Having read these cards, I went back for more, putting the first three back.
On Wednesday night I read two other cards, truly random: EAT RAW VEGETABLES AND FRUIT and WATCH MOVIES. On the back, the first simply said not to get cancer like him, growing up the son of a cook and eating all that meat and cheese. The back of the second one quoted the t-shirt he still sometimes wore on our walks, Si on aime la vie, on va au cinema.
Next morning I looked at the other two: READ DANTE and DON’T LET THE DUKKHA GET YOU DOWN. One advised, on the back, “not just Inferno and Purgatorio, which are the greatest depictions ever of human suffering, but also Paradiso, where you will find compassion and joy. The back of the other told me to see the “Dante” card.

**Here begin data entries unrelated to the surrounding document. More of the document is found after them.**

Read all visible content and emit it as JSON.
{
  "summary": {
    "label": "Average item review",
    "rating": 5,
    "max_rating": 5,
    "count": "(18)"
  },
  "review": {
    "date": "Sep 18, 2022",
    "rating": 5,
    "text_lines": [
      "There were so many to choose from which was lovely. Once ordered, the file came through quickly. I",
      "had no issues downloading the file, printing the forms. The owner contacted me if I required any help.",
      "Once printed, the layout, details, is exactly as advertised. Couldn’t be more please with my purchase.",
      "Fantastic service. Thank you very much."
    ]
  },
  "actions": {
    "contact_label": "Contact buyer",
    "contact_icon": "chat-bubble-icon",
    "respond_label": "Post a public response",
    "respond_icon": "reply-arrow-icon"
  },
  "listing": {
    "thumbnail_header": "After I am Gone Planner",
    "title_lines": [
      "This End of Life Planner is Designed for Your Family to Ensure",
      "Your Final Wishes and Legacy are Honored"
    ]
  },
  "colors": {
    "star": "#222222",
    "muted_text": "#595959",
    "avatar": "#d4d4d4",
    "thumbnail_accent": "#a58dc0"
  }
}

I have saved the remaining four cards for now, as I wait for Lucy to arrive to see her father for most likely the last time and to receive the Yesterday and Today vinyl album he repeatedly made me promise to deliver to her personally. As I look at the songs on this album, I hear him stirring and know that he will soon be ready to say good-bye to Lucy. I still want to know, as the Beatles themselves asked, why he is saying good-bye when I want to say hello.
I say hello to Lucy when she arrives, then check to see if he is ready for her. When she goes in for her farewell, I take out the final four cards.
One card says PRAY; on the back it reminds me to wish wellness and happiness to everyone, even my enemies. Has he become an enemy for deserting me? The second card says TALK TO ANIMALS and adds, on the back, that I will be amazed at how much they have to teach me. The third card advises me to GIVE TO OTHERS and reminds me of what I already know, that there is great pleasure and joy in giving.
The final card says LISTEN TO THE BEATLES. I think I already know what will be on the back of this card.